Run the model 25 times, 10 years each, every agent being explore-exploit-imitate. Vary only the upper utility threshold (the threshold is in $/hr out and the utility is used to judge trip quality). The result is relatively obvious: greed is bad. There is a critical upper threshold (between 6 and 8 ) whereby agents act end up screwing the environment as if profit maximizers (the “None” column). If people satisfy themselves with little, there is a lot more biomass for everyone. This is however not due to conservation per se but just by not depleting any single best spot at once.
Lower threshold carries more or less the same lesson. If your threshold is too low, that is if you are very greedy, then you end up acting very much like a profit maximizer. The dynamic is a little bit less intuitive however because what really happens is that if your lower threshold is very high, say 12$/hr, then initially you do act like a profit maximizer until all the areas that can net you 12$/hr are gone after which you act quite randomly.
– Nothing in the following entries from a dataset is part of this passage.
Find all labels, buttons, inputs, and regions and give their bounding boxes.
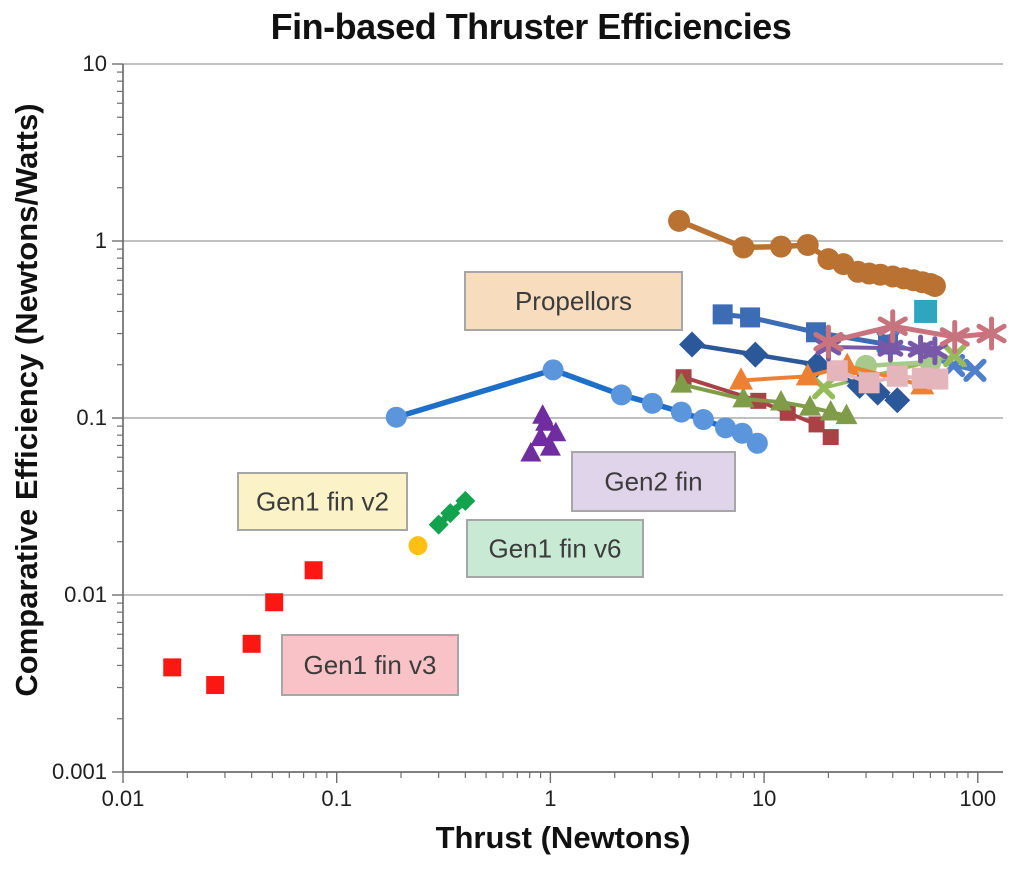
x-tick-label: 10 [752, 786, 776, 811]
series-olive-triangles [670, 372, 858, 425]
circle-marker [770, 235, 793, 258]
annotation-label: Gen1 fin v3 [304, 650, 437, 680]
series-brown-circles [668, 209, 946, 297]
asterisk-marker [922, 342, 948, 360]
y-tick-label: 1 [95, 228, 107, 253]
circle-marker [610, 384, 632, 406]
triangle-marker [545, 421, 567, 442]
x-axis-label: Thrust (Newtons) [435, 820, 691, 855]
square-marker [712, 304, 733, 325]
annotation-box [464, 271, 683, 331]
triangle-marker [532, 404, 554, 424]
annotation-label: Gen2 fin [604, 467, 702, 497]
square-marker [927, 368, 949, 390]
circle-marker [670, 401, 692, 423]
series-teal-square [914, 299, 938, 323]
square-marker [886, 365, 908, 387]
series-purple-triangles [520, 404, 567, 462]
square-marker [822, 429, 839, 446]
circle-marker [732, 236, 755, 259]
circle-marker [385, 406, 407, 428]
triangle-marker [795, 363, 820, 386]
square-marker [163, 658, 182, 677]
triangle-marker [670, 372, 693, 393]
diamond-marker [742, 341, 769, 368]
square-marker [858, 372, 880, 394]
annotation-box [571, 451, 736, 512]
series-red-squares [163, 561, 323, 695]
circle-marker [715, 417, 737, 439]
square-marker [740, 307, 761, 328]
annotation-propellors: Propellors [464, 271, 683, 331]
diamond-marker [455, 490, 476, 511]
asterisk-marker [813, 331, 844, 352]
annotation-gen1-fin-v2: Gen1 fin v2 [237, 472, 408, 531]
circle-marker [668, 209, 691, 232]
triangle-marker [530, 426, 552, 447]
triangle-marker [520, 441, 542, 462]
series-light-blue-circles [385, 359, 768, 454]
square-marker [914, 299, 938, 323]
annotation-gen2-fin: Gen2 fin [571, 451, 736, 512]
diamond-marker [884, 387, 911, 414]
x-marker [963, 358, 987, 382]
y-tick-label: 0.001 [52, 759, 107, 784]
x-tick-label: 1 [544, 786, 556, 811]
diamond-marker [679, 331, 706, 358]
x-tick-label: 0.1 [321, 786, 352, 811]
annotation-box [237, 472, 408, 531]
square-marker [826, 360, 848, 382]
annotation-gen1-fin-v6: Gen1 fin v6 [466, 519, 644, 578]
diamond-marker [440, 503, 461, 524]
annotation-label: Gen1 fin v2 [256, 487, 389, 517]
triangle-marker [798, 395, 821, 416]
circle-marker [542, 359, 564, 381]
circle-marker [923, 274, 946, 297]
x-tick-label: 0.01 [102, 786, 145, 811]
series-line [825, 323, 995, 345]
series-green-diamonds [428, 490, 476, 535]
series-pink-squares [826, 360, 949, 394]
square-marker [242, 634, 261, 653]
circle-marker [641, 392, 663, 414]
circle-marker [746, 432, 768, 454]
triangle-marker [539, 436, 561, 456]
x-tick-label: 100 [959, 786, 996, 811]
series-line [826, 344, 937, 353]
circle-marker [692, 409, 714, 431]
square-marker [304, 561, 323, 580]
triangle-marker [770, 389, 793, 411]
triangle-marker [732, 386, 755, 408]
asterisk-marker [877, 316, 908, 336]
triangle-marker [835, 403, 858, 425]
asterisk-marker [976, 323, 1007, 344]
y-tick-label: 0.1 [76, 405, 107, 430]
series-line [393, 367, 761, 447]
series-rose-asterisks [813, 309, 1007, 359]
square-marker [265, 593, 284, 612]
circle-marker [731, 422, 753, 444]
circle-marker [796, 233, 819, 256]
x-marker [943, 344, 967, 368]
annotation-box [281, 634, 459, 696]
annotation-label: Propellors [515, 286, 632, 316]
circle-marker [408, 536, 428, 556]
y-tick-label: 0.01 [64, 582, 107, 607]
asterisk-marker [939, 327, 970, 347]
square-marker [206, 676, 225, 695]
y-axis-label: Comparative Efficiency (Newtons/Watts) [9, 103, 44, 697]
asterisk-marker [877, 339, 904, 357]
series-yellow-circle [408, 536, 428, 556]
triangle-marker [819, 399, 842, 421]
chart-title: Fin-based Thruster Efficiencies [270, 6, 792, 47]
y-tick-label: 10 [83, 51, 107, 76]
triangle-marker [729, 367, 754, 390]
annotation-label: Gen1 fin v6 [489, 534, 622, 564]
diamond-marker [428, 514, 449, 535]
annotation-gen1-fin-v3: Gen1 fin v3 [281, 634, 459, 696]
annotation-box [466, 519, 644, 578]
The morale is slightly different when we move to threshold to exploration rather than satisfaction. In this case being satisfied with everything (very low threshold) or with nothing (very high threshold) are equivalent in aggregate. Very low threshold means no exploration so everybody sticks to the spot they are at (until that is depleted and then move on). Very high threshold means always exploring which also doesn’t really destroy any single part of the map.
Social Annealing
With social annealing being satisfied with a lot less than the average profits tend to result in no local depletion and higher biomass. Being satisfied with nothing compared to average tend also to perform well for the environment because it pushes people to keep exploring. Wanting just a bit more than the average is associated with most depletion.